If only last year the progress toward open source seemed slow to those of us in the vanguard, the pace in this spring has decidedly accelerated. That said, there are still significant technical, logistical, and political issues to contend with. But also is a real enthusiasm for and belief in the notion that FOSS is the ticket to make India (and for that matter, other nations, such as Brazil) technologically self-sufficient and a leader in software innovation and deployment this decade. I confess my exposure to FOSS in India—primarily at the Linux Asia 2004 and 2005 conferences—gave me a rosy view of the situation. But i do not think it was inaccurate. I learned there of consortia forming to address the font and localization issues, of regional deployments among those otherwise unable to engage in “office” activities; and of real government interest.

That interest was most manifest recently in April, on the occasion of the Tamil New Year, when the Indian government publicly--and with a lot of media coverage--distributed thousands upon thousands of free CDs of Tamil-localized (translated and configured) versions of Firefox and OpenOffice.org, among other free applications. At the inaugural event in Chennai, there was even a near riot of excitement. Who made these CDs possible? The OpenOffice.org team: Bharateeyaoo, a group of C-DAC students and researchers operating with limited support but limitless enthusiasm. On 21 June, Bharateeyaoo further released, once again amid great fanfare and government attention and interest, the Hindi version of OpenOffice.org, along with other useful free software, in a CDROM, to thousands of excited users.

The Tamil and Hindi localizations are but two of OpenOffice.org's efforts to make the application available in the many official Indic languages. There are also Gujurati, Kannada, Bengali (led by Sankarshan Mukhopadhay of Red Hat), and numerous others on the way. These projects are but a start. What is needed is an apparatus--political as well as financial and technical--that will allow the efforts to continue and release not just 1.1.4 but 2.0; not just 2.0 but 2.5, and so on.

In India, Brazil, Russia, Turkey--really, throughout the world--the development and deployment of OpenOffice.org is proceeding with the benevolent interest of national governments. Some nations express more, others less. Policies are being written, monies allocated, political rhetoric crafted. OpenOffice.org stands to benefit tremendously from this interest, but only if we set up efficient processes for collaboration. To a large degree, those are already in place and range from the l10n Pilot Process, which is designed to encourage collaboration, to the Native Language Confederation projects, which give local efforts the necessary autonomy. But more needs to be done: We need to improve communication, for starters, between the local efforts and the central project. The interesting and excellent work, either in the form of patches or extensions to OpenOffice.org, being done now in Brazil or Russia or India or anywhere else needs to find its way into the central repository, so all can benefit. We need further to improve the developer documentation so that developers throughout the world can actually start working on OpenOffice.org more easily. And we need--and this has already begun-to improve the build process and ultimately to make the source more modular, more available to developers.
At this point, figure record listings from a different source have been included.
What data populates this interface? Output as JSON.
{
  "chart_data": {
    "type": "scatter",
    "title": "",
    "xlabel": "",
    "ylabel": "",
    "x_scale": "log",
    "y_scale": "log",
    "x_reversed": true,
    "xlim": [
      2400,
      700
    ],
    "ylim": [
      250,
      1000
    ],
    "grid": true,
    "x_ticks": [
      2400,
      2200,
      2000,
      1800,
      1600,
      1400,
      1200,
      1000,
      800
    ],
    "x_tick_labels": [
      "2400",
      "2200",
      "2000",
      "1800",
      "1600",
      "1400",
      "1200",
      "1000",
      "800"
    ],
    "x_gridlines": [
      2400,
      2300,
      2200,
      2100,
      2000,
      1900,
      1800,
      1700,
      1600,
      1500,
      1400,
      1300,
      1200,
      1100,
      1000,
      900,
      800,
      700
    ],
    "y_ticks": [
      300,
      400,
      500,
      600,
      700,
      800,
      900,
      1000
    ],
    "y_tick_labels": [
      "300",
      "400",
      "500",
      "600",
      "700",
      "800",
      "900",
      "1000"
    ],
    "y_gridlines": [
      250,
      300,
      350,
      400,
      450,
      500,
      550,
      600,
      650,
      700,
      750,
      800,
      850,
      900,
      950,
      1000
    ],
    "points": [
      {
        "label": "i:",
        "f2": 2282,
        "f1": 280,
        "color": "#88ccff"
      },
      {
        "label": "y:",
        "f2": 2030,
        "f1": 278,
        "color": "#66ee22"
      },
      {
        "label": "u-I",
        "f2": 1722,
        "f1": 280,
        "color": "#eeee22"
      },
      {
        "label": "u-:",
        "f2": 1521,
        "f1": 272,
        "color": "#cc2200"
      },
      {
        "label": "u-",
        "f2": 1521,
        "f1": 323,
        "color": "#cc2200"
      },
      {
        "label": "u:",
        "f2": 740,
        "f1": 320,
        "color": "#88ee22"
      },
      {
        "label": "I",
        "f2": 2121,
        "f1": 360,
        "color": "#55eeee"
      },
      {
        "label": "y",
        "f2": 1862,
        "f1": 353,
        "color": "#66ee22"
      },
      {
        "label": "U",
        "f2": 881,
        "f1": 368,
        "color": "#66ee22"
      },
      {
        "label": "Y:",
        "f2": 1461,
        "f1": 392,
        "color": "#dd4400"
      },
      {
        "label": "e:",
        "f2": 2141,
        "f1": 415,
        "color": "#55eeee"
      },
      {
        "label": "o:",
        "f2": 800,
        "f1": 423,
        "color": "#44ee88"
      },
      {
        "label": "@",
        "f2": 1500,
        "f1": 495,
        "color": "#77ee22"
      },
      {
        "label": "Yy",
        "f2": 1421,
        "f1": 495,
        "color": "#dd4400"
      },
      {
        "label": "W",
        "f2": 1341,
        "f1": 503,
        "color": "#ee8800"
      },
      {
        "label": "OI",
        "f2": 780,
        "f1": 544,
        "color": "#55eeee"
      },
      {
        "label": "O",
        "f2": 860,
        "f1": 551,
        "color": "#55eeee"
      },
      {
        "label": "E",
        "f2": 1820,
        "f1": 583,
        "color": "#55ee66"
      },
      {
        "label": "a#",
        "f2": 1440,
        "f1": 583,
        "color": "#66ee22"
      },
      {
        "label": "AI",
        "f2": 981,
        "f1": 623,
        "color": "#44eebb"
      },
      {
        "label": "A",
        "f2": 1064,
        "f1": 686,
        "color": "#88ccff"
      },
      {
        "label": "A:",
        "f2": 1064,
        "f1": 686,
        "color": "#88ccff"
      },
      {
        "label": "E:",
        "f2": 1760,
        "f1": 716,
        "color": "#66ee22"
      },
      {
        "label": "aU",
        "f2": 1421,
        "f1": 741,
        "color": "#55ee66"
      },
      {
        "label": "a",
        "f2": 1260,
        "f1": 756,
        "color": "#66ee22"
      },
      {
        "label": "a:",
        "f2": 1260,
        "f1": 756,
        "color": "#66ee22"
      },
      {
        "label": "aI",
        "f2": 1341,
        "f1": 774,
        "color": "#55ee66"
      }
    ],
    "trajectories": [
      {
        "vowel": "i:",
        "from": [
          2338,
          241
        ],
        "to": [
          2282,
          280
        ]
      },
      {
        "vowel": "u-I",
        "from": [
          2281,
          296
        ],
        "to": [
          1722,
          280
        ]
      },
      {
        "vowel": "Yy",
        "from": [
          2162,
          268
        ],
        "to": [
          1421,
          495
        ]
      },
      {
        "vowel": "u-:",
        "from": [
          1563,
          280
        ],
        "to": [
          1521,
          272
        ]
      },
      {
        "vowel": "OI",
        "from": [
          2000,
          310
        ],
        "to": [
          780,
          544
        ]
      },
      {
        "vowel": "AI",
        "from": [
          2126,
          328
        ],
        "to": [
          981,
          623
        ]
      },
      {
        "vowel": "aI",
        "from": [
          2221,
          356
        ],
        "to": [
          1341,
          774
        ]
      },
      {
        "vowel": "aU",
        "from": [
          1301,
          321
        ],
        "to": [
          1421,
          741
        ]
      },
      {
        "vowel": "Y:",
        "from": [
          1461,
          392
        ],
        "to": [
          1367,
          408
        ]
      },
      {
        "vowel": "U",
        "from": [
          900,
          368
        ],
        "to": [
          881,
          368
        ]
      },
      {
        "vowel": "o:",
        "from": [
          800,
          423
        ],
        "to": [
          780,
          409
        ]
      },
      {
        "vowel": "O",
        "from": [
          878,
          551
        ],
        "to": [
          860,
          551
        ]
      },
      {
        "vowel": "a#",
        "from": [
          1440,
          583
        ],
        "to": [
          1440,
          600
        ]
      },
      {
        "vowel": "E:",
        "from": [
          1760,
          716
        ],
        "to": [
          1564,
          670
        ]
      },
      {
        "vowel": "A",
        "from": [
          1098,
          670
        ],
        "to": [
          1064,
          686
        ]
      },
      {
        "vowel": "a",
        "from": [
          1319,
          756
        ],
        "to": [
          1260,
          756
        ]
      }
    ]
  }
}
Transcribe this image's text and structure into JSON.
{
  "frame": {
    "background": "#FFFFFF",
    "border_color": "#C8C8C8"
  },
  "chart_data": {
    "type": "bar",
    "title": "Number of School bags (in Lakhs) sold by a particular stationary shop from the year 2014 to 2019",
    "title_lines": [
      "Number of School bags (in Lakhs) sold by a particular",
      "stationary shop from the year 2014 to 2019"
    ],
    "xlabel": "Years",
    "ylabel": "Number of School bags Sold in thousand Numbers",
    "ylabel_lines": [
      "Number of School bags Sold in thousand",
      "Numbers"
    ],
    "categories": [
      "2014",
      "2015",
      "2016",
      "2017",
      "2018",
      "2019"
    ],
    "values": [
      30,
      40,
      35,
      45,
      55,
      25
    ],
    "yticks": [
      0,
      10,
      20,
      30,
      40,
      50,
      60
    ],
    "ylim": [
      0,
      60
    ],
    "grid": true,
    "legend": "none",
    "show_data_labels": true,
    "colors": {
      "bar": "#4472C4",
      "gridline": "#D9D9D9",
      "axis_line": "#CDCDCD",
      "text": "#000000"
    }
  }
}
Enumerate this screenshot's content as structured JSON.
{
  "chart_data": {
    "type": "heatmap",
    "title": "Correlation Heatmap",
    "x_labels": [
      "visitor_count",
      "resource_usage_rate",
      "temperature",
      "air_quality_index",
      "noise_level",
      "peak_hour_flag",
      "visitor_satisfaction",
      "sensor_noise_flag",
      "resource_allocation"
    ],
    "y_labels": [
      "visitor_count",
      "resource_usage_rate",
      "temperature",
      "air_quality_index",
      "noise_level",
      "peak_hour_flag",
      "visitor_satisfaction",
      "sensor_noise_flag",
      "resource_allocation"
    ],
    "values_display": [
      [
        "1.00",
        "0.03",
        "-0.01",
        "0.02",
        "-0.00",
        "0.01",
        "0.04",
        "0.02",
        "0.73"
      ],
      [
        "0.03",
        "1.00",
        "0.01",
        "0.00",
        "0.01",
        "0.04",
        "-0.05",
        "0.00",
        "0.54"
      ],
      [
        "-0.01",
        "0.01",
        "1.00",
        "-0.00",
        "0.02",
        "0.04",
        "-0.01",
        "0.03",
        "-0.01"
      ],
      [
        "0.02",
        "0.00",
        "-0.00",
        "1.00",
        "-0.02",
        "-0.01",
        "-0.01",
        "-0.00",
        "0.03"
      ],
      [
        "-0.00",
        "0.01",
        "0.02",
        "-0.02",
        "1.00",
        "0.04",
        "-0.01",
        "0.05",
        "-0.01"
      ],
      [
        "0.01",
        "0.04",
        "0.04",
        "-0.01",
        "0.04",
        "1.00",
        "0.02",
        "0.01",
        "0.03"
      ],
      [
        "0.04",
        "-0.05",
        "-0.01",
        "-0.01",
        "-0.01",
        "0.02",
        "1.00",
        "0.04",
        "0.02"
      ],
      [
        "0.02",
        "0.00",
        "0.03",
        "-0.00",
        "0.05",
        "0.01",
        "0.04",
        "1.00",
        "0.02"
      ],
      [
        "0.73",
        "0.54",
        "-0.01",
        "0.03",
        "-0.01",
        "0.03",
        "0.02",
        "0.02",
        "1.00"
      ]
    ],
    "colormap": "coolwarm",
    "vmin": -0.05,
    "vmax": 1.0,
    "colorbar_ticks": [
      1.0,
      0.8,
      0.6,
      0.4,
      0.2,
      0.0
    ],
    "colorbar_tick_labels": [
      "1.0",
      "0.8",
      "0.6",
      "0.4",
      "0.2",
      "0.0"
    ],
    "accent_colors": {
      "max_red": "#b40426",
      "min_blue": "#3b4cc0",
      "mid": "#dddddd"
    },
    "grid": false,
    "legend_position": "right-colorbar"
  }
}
In the end, the point is to create and sustain a project that reflects the work of those who participate in it and that fulfills the claims of our vaunted mission statement. The stakeholders today in the project number in the thousands and if they are not independent or students are backed as much as by governments as by corporations: they have each local agendas, needs, concerns. But they make up a working network, a community that is also rhizomatic. The future of OpenOffice.org is thus everyone's.